Several different things are going on here.

First, on OS X, GLuint is defined as an 'unsigned long', not an
'unsigned int'. This is I think the heart of the difficulty. While
unsigned long doesn't make a whole lot of sense now, I think the
reasons become more apparent as you move to 64-bit.

Next, yes G5 is 64-bit and is currently the only 64-bit Mac processor.
(Speculation is that Apple can't launch PowerMac and Xserve
replacements until Intel has a viable 64-bit processor to sell.)


However, by default on OS X, G5 sizes match the 32-bit counterparts
(presumably for binary compatibility).

Running the osgunititests on a PowerMac G5 (with -arch ppc):
sizeof(bool)==4
sizeof(char)==1
sizeof(short)==2
sizeof(int)==4
sizeof(long)==4
sizeof(long int)==4
sizeof(long long)==8
sizeof(float)==4
sizeof(double)==8
sizeof(std::istream::pos_type)==136
sizeof(std::istream::off_type)==8
sizeof(OpenThreads::Mutex)==8
sizeof(std::string)==4

Notice that except for sizeof(bool), these are all the same sizes as
the Intel Mac that David Lscbe listed. (Apple was trapped in 4-byte
bools on PowerPC for backwards compatibility and I think Intel finally
gave them the chance to switch over as the default.)

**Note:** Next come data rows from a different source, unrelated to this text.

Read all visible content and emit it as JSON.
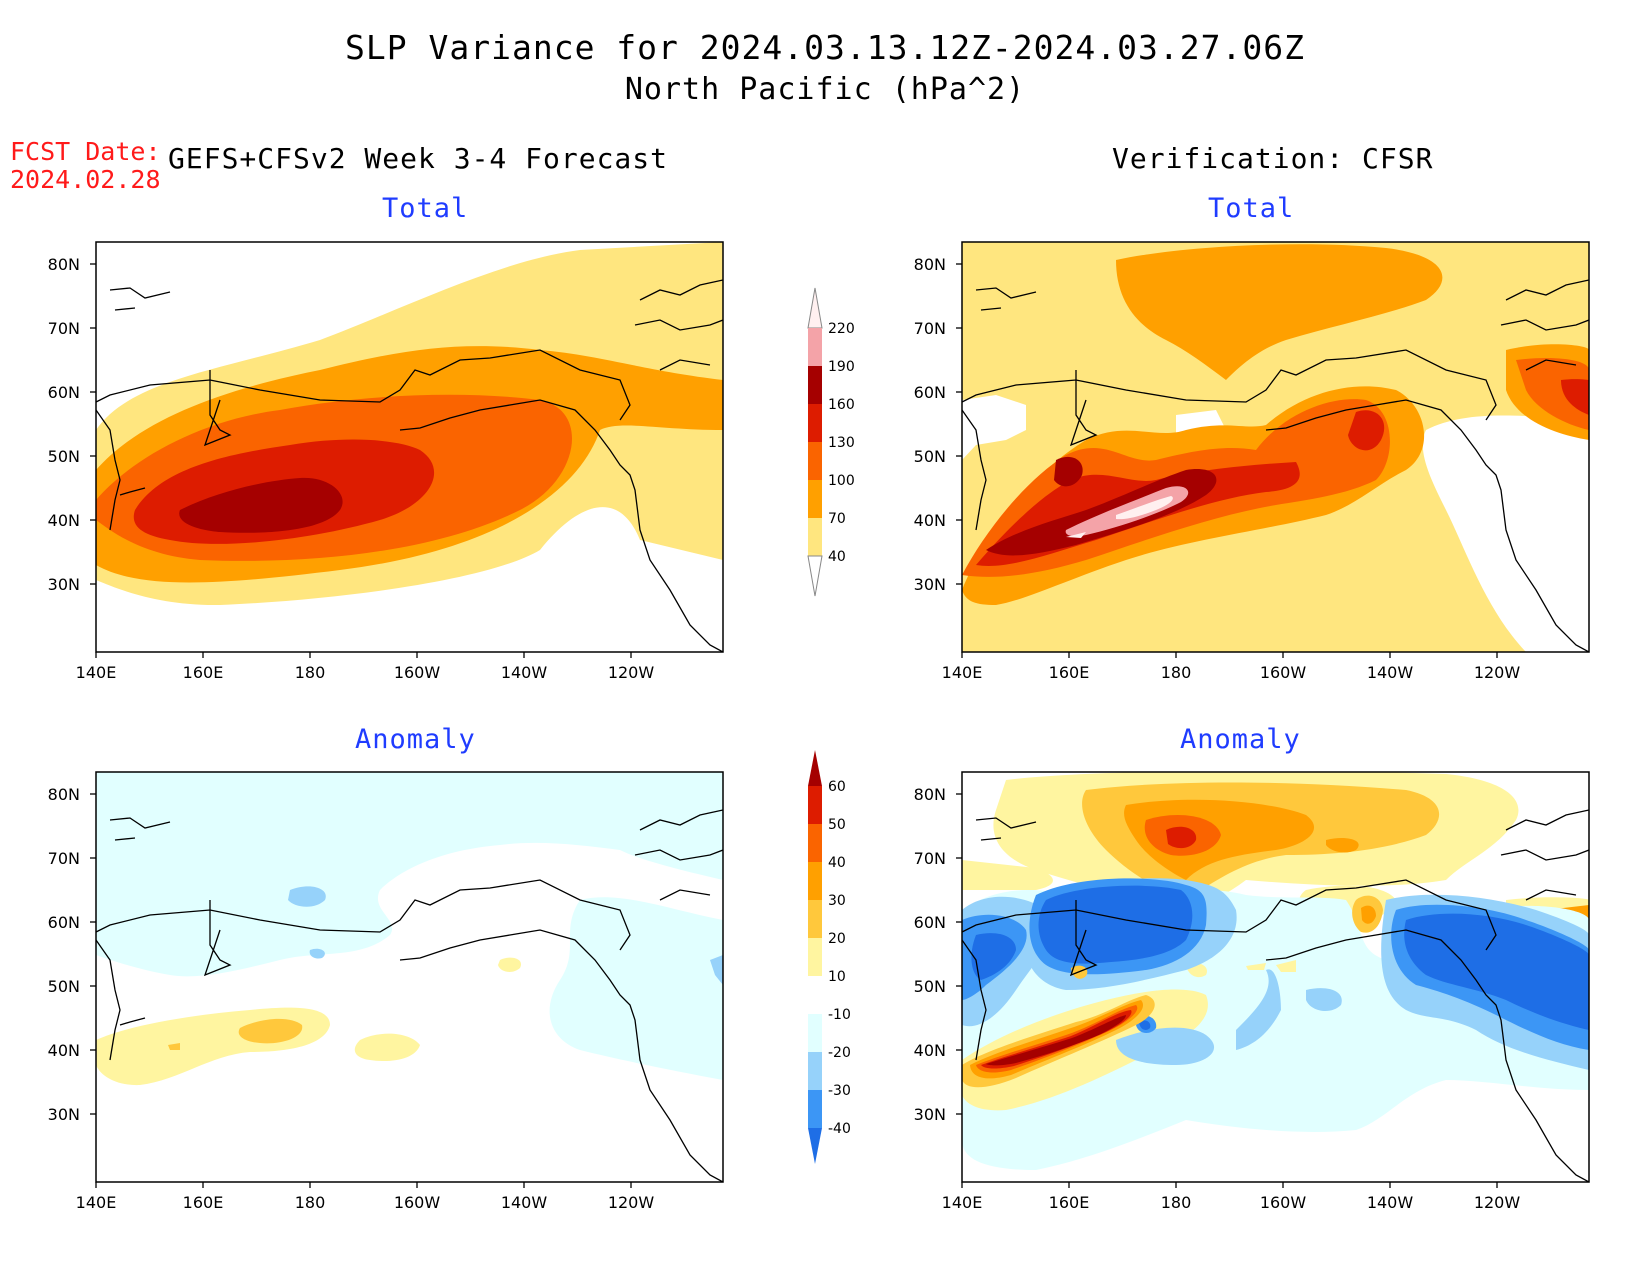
{
  "title": "SLP Variance for 2024.03.13.12Z-2024.03.27.06Z",
  "subtitle": "North Pacific (hPa^2)",
  "fcst_label": "FCST Date:",
  "fcst_date": "2024.02.28",
  "left_header": "GEFS+CFSv2 Week 3-4 Forecast",
  "right_header": "Verification: CFSR",
  "panel_titles": {
    "total": "Total",
    "anomaly": "Anomaly"
  },
  "lat_labels": [
    "80N",
    "70N",
    "60N",
    "50N",
    "40N",
    "30N"
  ],
  "lon_labels": [
    "140E",
    "160E",
    "180",
    "160W",
    "140W",
    "120W"
  ],
  "total_colorbar": {
    "levels": [
      "220",
      "190",
      "160",
      "130",
      "100",
      "70",
      "40"
    ],
    "colors": [
      "#fff0f0",
      "#f4a3a8",
      "#a50000",
      "#dd1c00",
      "#fa6400",
      "#ffa000",
      "#ffe67f"
    ]
  },
  "anomaly_colorbar": {
    "levels": [
      "60",
      "50",
      "40",
      "30",
      "20",
      "10",
      "-10",
      "-20",
      "-30",
      "-40"
    ],
    "colors": [
      "#a50000",
      "#dd1c00",
      "#fa6400",
      "#ffa000",
      "#ffc83c",
      "#fff5a0",
      "#ffffff",
      "#e1ffff",
      "#96d2fa",
      "#3c96f5",
      "#1e6ee6"
    ]
  },
  "fill_colors": {
    "t1": "#ffe67f",
    "t2": "#ffa000",
    "t3": "#fa6400",
    "t4": "#dd1c00",
    "t5": "#a50000",
    "t6": "#f4a3a8",
    "t7": "#fff0f0",
    "p1": "#fff5a0",
    "p2": "#ffc83c",
    "p3": "#ffa000",
    "p4": "#fa6400",
    "p5": "#dd1c00",
    "p6": "#a50000",
    "n1": "#e1ffff",
    "n2": "#96d2fa",
    "n3": "#3c96f5",
    "n4": "#1e6ee6"
  }
}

So one thing that was omitted in the unit tests were the pointer
sizes. So here are a few:
Size of unsigned int: 4
Size of unsigned long (aka GLuint on PPC OS X): 4
Size of int*: 4
Size of unsigned int*: 4
Size of unsigned long*: 4
Size of void*: 4

Size of void* is still actually 4.

But, on OS X, there are extra gcc flags that lets you take advantage
of all the 64-bit capabilities of the G5. Formerly the flag was known
as -mpowerpc64, but now with Universal Binaries, it has been rolled
into the -arch flag. So FYI, when you build a Universal Binary, there
are currently 3 different possible architectures, ppc, i386, and
ppc64. Currently for OSG, I don't build the ppc64 variant because I
don't believe Apple's GL driver takes advantage of 64-bit memory
space. Also, I speculate that a 4th variant, ia64, will appear once
Apple starts shipping 64-bit x86 systems.

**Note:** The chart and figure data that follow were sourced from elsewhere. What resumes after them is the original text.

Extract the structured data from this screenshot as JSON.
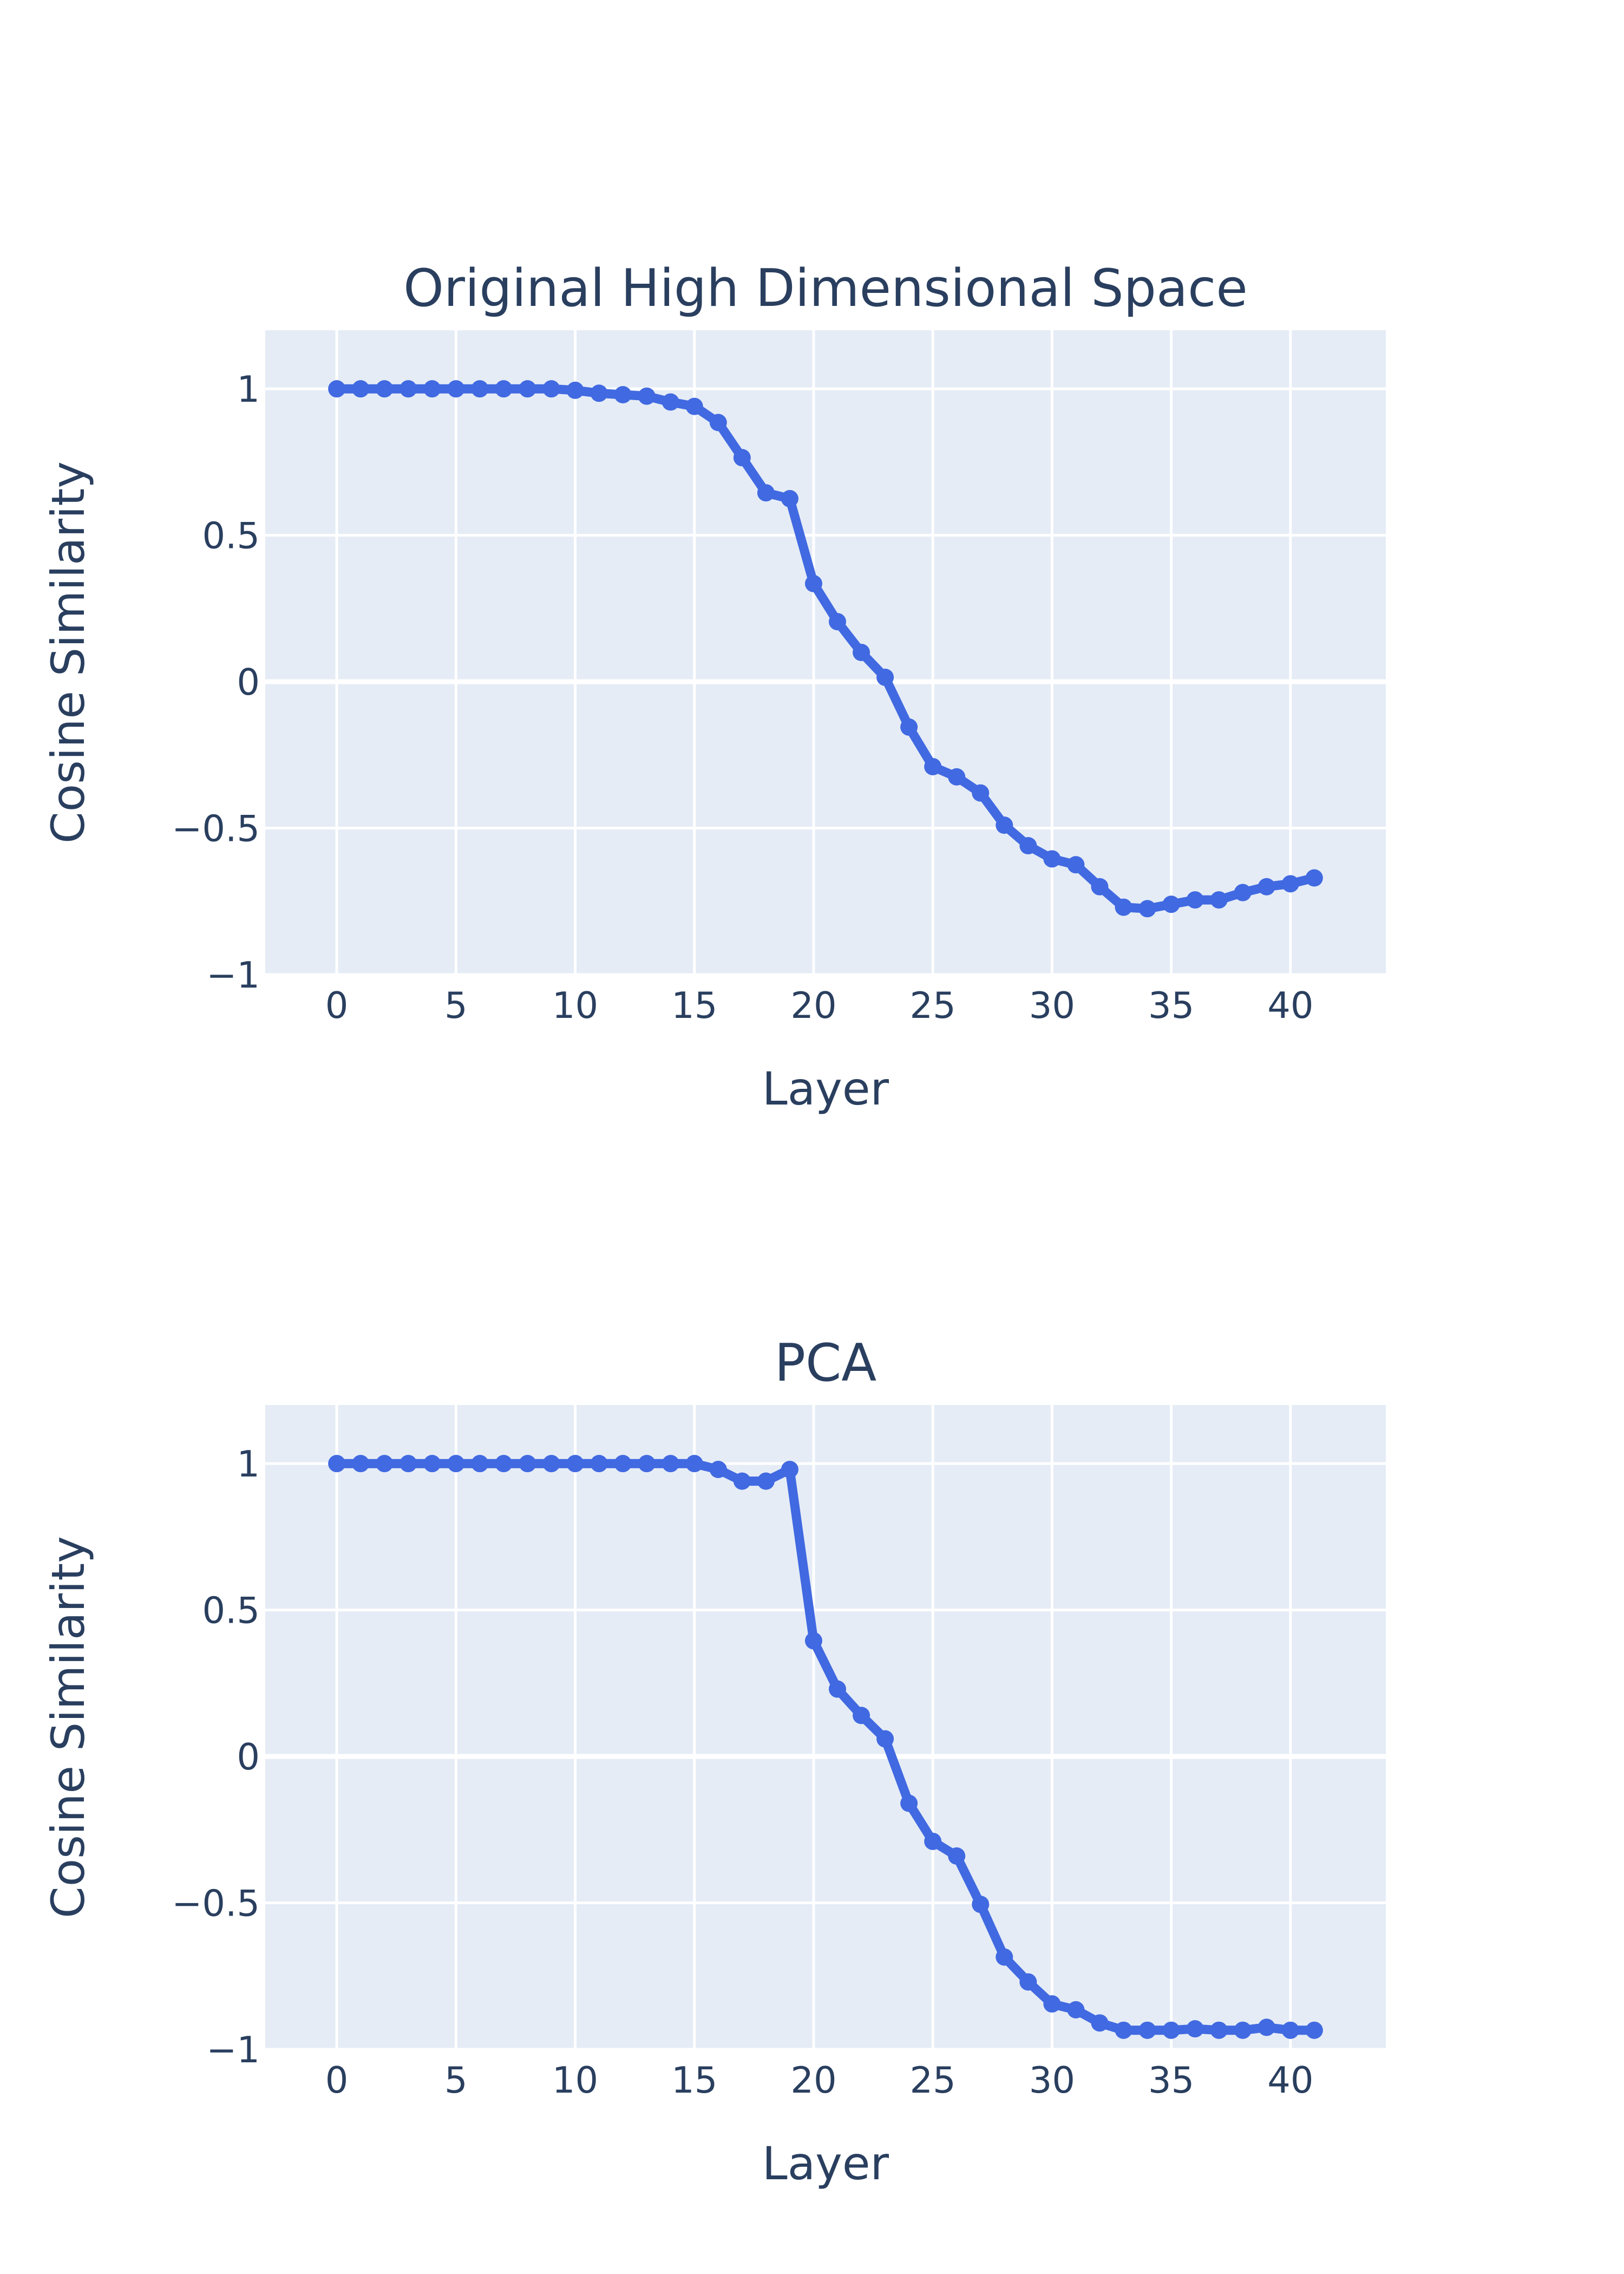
{
  "chart_data": [
    {
      "type": "line",
      "title": "Original High Dimensional Space",
      "xlabel": "Layer",
      "ylabel": "Cosine Similarity",
      "xlim": [
        -3,
        44
      ],
      "ylim": [
        -1,
        1.2
      ],
      "x_ticks": [
        0,
        5,
        10,
        15,
        20,
        25,
        30,
        35,
        40
      ],
      "y_ticks": [
        -1,
        -0.5,
        0,
        0.5,
        1
      ],
      "y_tick_labels": [
        "−1",
        "−0.5",
        "0",
        "0.5",
        "1"
      ],
      "grid": true,
      "legend": "none",
      "colors": {
        "line": "#4169e1",
        "plot_bg": "#e5ecf6",
        "grid": "#ffffff",
        "text": "#2a3f5f"
      },
      "series": [
        {
          "x": [
            0,
            1,
            2,
            3,
            4,
            5,
            6,
            7,
            8,
            9,
            10,
            11,
            12,
            13,
            14,
            15,
            16,
            17,
            18,
            19,
            20,
            21,
            22,
            23,
            24,
            25,
            26,
            27,
            28,
            29,
            30,
            31,
            32,
            33,
            34,
            35,
            36,
            37,
            38,
            39,
            40,
            41
          ],
          "values": [
            1.0,
            1.0,
            1.0,
            1.0,
            1.0,
            1.0,
            1.0,
            1.0,
            1.0,
            1.0,
            0.995,
            0.985,
            0.98,
            0.975,
            0.955,
            0.94,
            0.885,
            0.765,
            0.645,
            0.625,
            0.335,
            0.205,
            0.1,
            0.015,
            -0.155,
            -0.29,
            -0.325,
            -0.38,
            -0.49,
            -0.56,
            -0.605,
            -0.625,
            -0.7,
            -0.77,
            -0.775,
            -0.76,
            -0.745,
            -0.745,
            -0.72,
            -0.7,
            -0.69,
            -0.67
          ]
        }
      ]
    },
    {
      "type": "line",
      "title": "PCA",
      "xlabel": "Layer",
      "ylabel": "Cosine Similarity",
      "xlim": [
        -3,
        44
      ],
      "ylim": [
        -1,
        1.2
      ],
      "x_ticks": [
        0,
        5,
        10,
        15,
        20,
        25,
        30,
        35,
        40
      ],
      "y_ticks": [
        -1,
        -0.5,
        0,
        0.5,
        1
      ],
      "y_tick_labels": [
        "−1",
        "−0.5",
        "0",
        "0.5",
        "1"
      ],
      "grid": true,
      "legend": "none",
      "colors": {
        "line": "#4169e1",
        "plot_bg": "#e5ecf6",
        "grid": "#ffffff",
        "text": "#2a3f5f"
      },
      "series": [
        {
          "x": [
            0,
            1,
            2,
            3,
            4,
            5,
            6,
            7,
            8,
            9,
            10,
            11,
            12,
            13,
            14,
            15,
            16,
            17,
            18,
            19,
            20,
            21,
            22,
            23,
            24,
            25,
            26,
            27,
            28,
            29,
            30,
            31,
            32,
            33,
            34,
            35,
            36,
            37,
            38,
            39,
            40,
            41
          ],
          "values": [
            1.0,
            1.0,
            1.0,
            1.0,
            1.0,
            1.0,
            1.0,
            1.0,
            1.0,
            1.0,
            1.0,
            1.0,
            1.0,
            1.0,
            1.0,
            1.0,
            0.98,
            0.94,
            0.94,
            0.98,
            0.395,
            0.23,
            0.14,
            0.06,
            -0.16,
            -0.29,
            -0.34,
            -0.505,
            -0.685,
            -0.77,
            -0.845,
            -0.865,
            -0.91,
            -0.935,
            -0.935,
            -0.935,
            -0.93,
            -0.935,
            -0.935,
            -0.925,
            -0.935,
            -0.935
          ]
        }
      ]
    }
  ]
}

Anyway, if I build as ppc64 on this same G5, here are the results:
sizeof(bool)==1
sizeof(char)==1
sizeof(short)==2
sizeof(int)==4
sizeof(long)==8
sizeof(long int)==8
sizeof(long long)==8
sizeof(float)==4
sizeof(double)==8
sizeof(std::istream::pos_type)==136
sizeof(std::istream::off_type)==8
sizeof(OpenThreads::Mutex)==16
sizeof(std::string)==8

Size of unsigned int: 4
Size of unsigned long (aka GLuint on PPC OS X): 8
Size of int*: 8
Size of unsigned int*: 8
Size of unsigned long*: 8
Size of void*: 8


Notice the size of long and the size of pointers have grown to 8.
size of int is still at 4. (size of bool is at 1).


So in 32-bit mode, casting from unsigned int* to GLuint* (which is
unsigned long*) shouldn't really be a problem since the sizes are the
same. But once you cross over into 64-bit, your sizes are different
and you have a legitimate potential problem. I think Apple picked
unsigned long as the basis of GLuint because they wanted to leave the
option open to 64-bit in OpenGL even though they don't do such now.


So finally for the cast problem, even though under 32-bits, the sizes
are the same, this still triggers an error under gcc 4. I think it's
because the compiler decides that int and long should be treated
differently since the sizes could potentially be different. This is
also why I've said gcc 4 is more anal retentive about this type of
stuff. gcc 3.3 lets this cast slide with only a warning, not an error.